Slater defied the British law against the emigration of textile workers in order to seek his fortune in America. He arrived in New York in 1789 and wrote to Moses Brown of Pawtucket to offer his services as a textile expert. Brown invited Slater to Pawtucket to see whether he could run the spindles that Brown had bought from the men of Providence. "If thou canst do what thou sayest," wrote Brown, "I invite thee to come to Rhode Island."
Arriving in Pawtucket in 1790, Slater declared the machines worthless and convinced Almy and Brown that he knew the textile business enough to him a partner. Without drawings or models of any English textile machinery, he proceeded to build machines himself. On December 20, 1790, Slater had built carding, drawing, roving machines and two seventy-two spindled spinning frames. A water-wheel taken from an old mill furnished the power. Slater's new machinery worked and worked well.
Spinning Mills and the Textile Revolution
This was the birth of the spinning industry in the United States. The new textile mill dubbed the "Old Factory" was built at Pawtucket in 1793. Five years later, Slater and others built a second mill. And in 1806, after Slater was joined by his brother, he built another.
Workmen came to work for Slater solely to learn about his machines and then left him to set up textile mills for themselves. Mills were built not only in New England but in other States. By 1809, there were 62 spinning mills in operation in the country, with thirty-one thousand spindles and twenty-five more mills being built or in the planning stages. Soon enough, the industry was firmly established in the United States.
The yarn was sold to housewives for domestic use or to professional weavers who made cloth for sale. This industry continued for years. Not only in New England, but also in those other parts of the country where spinning machinery had been introduced.

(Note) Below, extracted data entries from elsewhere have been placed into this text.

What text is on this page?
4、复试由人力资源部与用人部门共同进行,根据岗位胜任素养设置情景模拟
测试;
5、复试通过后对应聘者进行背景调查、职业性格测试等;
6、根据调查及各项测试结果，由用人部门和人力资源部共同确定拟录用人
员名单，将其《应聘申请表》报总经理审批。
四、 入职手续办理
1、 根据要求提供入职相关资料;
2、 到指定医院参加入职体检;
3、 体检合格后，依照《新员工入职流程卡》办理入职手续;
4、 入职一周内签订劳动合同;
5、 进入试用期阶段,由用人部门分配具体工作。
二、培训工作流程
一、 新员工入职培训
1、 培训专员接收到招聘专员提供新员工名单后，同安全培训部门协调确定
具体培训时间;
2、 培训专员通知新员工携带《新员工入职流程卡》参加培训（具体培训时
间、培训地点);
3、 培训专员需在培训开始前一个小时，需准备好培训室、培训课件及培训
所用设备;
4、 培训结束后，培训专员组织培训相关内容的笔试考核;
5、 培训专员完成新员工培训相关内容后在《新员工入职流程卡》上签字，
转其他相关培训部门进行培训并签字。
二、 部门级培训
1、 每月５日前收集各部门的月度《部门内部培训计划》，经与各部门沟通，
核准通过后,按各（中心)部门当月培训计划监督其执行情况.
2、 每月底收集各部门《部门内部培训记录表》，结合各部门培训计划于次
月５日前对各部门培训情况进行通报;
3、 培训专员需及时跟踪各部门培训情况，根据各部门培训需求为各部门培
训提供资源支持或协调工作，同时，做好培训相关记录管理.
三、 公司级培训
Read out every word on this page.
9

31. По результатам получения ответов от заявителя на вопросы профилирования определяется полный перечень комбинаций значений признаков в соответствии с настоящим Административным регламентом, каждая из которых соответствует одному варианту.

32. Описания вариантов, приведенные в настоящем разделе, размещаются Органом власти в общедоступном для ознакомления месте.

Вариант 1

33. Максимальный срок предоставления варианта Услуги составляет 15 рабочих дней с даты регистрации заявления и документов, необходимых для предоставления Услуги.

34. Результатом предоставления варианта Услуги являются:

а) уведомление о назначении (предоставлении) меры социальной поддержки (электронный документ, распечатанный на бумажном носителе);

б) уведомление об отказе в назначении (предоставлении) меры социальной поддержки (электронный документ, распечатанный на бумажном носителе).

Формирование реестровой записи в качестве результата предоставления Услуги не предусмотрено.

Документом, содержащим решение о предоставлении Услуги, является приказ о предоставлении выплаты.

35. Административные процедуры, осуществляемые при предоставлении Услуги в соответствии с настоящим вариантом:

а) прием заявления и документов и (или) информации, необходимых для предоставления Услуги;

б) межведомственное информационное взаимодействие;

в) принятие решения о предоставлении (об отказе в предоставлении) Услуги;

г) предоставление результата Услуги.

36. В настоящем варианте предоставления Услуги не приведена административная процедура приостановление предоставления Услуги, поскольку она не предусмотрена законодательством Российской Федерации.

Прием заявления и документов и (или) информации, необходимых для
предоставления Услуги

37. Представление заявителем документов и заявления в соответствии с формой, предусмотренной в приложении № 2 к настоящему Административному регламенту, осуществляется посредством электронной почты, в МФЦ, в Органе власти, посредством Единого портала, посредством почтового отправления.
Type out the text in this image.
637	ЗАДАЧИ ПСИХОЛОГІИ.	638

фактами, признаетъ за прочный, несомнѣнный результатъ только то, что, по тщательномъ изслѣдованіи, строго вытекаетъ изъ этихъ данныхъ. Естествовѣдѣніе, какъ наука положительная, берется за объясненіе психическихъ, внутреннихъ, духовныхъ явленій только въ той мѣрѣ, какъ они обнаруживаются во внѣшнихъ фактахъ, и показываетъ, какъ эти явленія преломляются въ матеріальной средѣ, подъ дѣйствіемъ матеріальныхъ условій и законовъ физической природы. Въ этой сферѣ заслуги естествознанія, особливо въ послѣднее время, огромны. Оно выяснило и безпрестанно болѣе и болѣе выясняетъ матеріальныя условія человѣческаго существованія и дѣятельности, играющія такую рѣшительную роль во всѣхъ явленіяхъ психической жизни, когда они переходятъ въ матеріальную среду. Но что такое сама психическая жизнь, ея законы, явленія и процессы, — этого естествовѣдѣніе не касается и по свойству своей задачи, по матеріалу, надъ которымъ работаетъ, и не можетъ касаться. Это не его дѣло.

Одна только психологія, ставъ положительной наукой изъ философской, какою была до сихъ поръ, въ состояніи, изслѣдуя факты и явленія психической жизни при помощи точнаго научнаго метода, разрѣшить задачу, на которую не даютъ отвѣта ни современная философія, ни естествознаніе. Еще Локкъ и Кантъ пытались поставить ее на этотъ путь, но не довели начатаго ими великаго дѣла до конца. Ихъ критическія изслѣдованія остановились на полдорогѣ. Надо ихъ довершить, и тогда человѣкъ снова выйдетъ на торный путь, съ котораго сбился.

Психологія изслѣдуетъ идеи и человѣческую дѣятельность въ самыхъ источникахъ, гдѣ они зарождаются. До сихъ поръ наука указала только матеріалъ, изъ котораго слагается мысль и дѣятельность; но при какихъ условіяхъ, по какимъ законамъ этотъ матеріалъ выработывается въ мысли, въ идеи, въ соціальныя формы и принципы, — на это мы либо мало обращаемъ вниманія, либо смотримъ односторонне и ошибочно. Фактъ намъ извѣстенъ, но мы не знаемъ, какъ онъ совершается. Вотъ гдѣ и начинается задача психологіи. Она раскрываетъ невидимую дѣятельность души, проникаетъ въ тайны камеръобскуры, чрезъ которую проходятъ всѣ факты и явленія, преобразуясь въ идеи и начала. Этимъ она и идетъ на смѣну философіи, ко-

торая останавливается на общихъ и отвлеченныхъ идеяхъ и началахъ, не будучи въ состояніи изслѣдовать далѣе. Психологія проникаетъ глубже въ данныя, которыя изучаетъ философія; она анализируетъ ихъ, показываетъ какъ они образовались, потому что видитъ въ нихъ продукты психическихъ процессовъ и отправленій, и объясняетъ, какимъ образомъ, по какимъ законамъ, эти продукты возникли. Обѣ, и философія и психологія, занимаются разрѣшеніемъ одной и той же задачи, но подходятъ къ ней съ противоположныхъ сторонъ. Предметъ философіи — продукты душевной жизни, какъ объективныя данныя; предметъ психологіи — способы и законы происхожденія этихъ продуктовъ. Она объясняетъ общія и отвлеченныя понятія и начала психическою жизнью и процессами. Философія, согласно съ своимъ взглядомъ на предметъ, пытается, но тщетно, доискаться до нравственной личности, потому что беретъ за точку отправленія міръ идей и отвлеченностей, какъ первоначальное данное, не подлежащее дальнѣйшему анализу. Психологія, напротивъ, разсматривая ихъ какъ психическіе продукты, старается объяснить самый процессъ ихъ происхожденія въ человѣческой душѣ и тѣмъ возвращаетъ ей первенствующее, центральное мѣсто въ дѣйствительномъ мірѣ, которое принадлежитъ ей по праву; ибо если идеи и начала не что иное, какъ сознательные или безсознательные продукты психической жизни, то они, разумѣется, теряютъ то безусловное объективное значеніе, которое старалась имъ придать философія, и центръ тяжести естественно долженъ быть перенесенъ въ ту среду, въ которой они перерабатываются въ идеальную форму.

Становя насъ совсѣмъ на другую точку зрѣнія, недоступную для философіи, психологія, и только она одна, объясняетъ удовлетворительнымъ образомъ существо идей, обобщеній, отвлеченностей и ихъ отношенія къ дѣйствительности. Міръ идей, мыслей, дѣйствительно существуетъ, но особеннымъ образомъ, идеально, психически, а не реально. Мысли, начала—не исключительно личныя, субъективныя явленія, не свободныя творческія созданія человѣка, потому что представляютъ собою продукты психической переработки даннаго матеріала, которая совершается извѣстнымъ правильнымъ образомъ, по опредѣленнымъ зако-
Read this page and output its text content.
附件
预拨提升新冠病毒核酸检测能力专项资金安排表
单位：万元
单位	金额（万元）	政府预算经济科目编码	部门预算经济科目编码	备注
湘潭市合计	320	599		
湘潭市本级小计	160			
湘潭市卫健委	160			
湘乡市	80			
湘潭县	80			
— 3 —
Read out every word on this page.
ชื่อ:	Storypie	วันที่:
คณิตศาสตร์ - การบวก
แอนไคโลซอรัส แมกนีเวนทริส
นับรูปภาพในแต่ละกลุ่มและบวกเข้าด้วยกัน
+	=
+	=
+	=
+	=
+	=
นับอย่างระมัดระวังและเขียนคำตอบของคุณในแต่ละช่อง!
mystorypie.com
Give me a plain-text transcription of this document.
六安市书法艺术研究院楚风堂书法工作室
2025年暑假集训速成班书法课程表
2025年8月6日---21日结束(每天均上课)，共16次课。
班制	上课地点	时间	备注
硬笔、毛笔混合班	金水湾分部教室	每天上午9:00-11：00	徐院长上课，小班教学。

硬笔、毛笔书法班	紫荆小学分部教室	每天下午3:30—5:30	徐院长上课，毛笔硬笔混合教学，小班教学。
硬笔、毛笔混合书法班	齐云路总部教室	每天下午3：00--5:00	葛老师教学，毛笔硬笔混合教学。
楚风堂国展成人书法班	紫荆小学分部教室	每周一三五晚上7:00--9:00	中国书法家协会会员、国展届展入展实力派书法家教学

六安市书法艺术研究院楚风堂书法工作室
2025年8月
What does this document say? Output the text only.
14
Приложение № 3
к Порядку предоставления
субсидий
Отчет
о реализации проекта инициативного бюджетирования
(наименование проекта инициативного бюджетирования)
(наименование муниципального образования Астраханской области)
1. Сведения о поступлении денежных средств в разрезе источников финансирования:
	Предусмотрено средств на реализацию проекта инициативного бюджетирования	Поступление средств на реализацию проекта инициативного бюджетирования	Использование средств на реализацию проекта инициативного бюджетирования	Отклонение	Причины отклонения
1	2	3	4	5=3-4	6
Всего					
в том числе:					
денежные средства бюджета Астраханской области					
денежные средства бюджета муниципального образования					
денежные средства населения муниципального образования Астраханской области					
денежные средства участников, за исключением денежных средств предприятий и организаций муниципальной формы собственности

In 1791, Slater married Hannah Wilkinson, who would go on to invent two-ply thread and become the first American woman to receive a patent. Slater and Hannah had 10 children together, although four died during infancy. Hannah Slater died in 1812 from complications of childbirth, leaving her husband with six young children to raise. Slater would marry for a second time in 1817 to a widow named Esther Parkinson.